I'm a potential customer for this lens. I still shoot with the old Nikon 17-35/2.8 (which self-converted to manual focus) on an FTZ despite it's relatively poor imaging performance compared to modern-design lenses. I'll need to see how bad the diffraction softening gets at f/11 and f/16 to make a final decision.
I bought this lens a week ago and just finished post-processing the first batch of images. For context, my reference lenses, i.e. the lenses I am naturally comparing this Tamron to, are the Canon EF 17-40mm f/4L II and the Sony 24-70mm f/2.8 GM II.
TLDR: I am more than happy, in fact I am pleasantly surprised.
For nearly all "serious" work I mostly rely on primes, and bought this lens to photograph parties, my kids, and events in confined spaces, mostly indoors, nearly always at f/2.8 or f/4 due to limited light.
I knew it wasn't a heavy lens, but as many of you know the specs alone do not always tell the whole story. The lens feels incredibly light in hand, the good kind of light when it doesn't scream cheap. The build is good. I use it mostly on the Zf, which doesn't like even slightly heavy lenses, and I have no complaints regarding how everything balances.
I did not bother with testing extreme corners, field flatness, or flare resistance because these attributes do not matter for my use case here. My real world images look exactly how I want them to be. Sharpness is very good at f/2.8 in the central 2/3rd of the frame. Not as biting as the Sony GM zoom, but equal to my EF 17-40mm in the center, and perhaps slightly better in DX corners. What is remarkable is that its performance appears to be the same regardless of the focal length. I dislike lenses with "gotchas", and this one is not one of them.

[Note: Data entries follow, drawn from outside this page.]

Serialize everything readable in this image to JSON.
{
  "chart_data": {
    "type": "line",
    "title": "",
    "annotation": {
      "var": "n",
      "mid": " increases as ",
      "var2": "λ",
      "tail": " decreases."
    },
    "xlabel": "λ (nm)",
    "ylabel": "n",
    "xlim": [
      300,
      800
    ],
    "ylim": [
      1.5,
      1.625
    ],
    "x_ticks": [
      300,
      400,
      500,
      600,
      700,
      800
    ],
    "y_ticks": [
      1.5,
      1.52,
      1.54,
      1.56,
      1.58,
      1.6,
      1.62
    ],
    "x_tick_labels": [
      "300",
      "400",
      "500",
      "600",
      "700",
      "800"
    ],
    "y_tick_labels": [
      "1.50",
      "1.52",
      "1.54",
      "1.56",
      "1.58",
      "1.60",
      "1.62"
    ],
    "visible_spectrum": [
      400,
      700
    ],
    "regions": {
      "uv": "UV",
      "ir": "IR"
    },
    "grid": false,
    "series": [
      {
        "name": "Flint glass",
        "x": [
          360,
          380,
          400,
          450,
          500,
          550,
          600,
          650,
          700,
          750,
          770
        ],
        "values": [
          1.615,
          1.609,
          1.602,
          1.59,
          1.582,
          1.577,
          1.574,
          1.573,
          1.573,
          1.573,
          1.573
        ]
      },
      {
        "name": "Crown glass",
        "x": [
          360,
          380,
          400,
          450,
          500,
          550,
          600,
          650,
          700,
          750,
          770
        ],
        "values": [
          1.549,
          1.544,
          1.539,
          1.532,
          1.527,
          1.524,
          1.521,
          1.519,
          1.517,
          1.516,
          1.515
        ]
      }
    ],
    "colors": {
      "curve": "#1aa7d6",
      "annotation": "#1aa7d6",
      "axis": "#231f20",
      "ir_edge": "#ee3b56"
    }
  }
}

For the first time in my life, I got influenced by you guys and checked the lens for "decentering". I noticed the far left corner being a touch softer @f/2.8 at 16mm. It doesn't bother me at all. Other focal lengths like 20mm and 30mm appear to be equal everywhere.
The only criticism I have is the overly lightweight zoom action. It zooms with almost no effort. There's no gravity-induced zoom drift though. Ok, another nitpick is the exposed USB-C port. Even my office equipment with naked ports tends to accumulate dust in them. I wish Tamron offered some kind of a rubber plug for it.
I will say that ultra wide angle is a challenge for me. I can't stand stretched objects, meanwhile even the sky looks like shit when viewed wider than 20mm. Some learning & experimenting to do! Cheers!
old-gregg wrote:
Ok, another nitpick is the exposed USB-C port. Even my office equipment with naked ports tends to accumulate dust in them. I wish Tamron offered some kind of a rubber plug for it.
I was also bothered by the exposed USB port on mine (I also have the Tamron 70-180/2.8 G2 with the same issue). I ended up buying some USB-C port plugs on Amazon.
I do prefer the USB-C port on the barrel of the lens so you can use these plugs, I have a few Viltrox and other Chinese lenses where the USB port are on the face of the mount, where it’s not possible to use a plug without fiddling with it every time you mount/unmount the lens.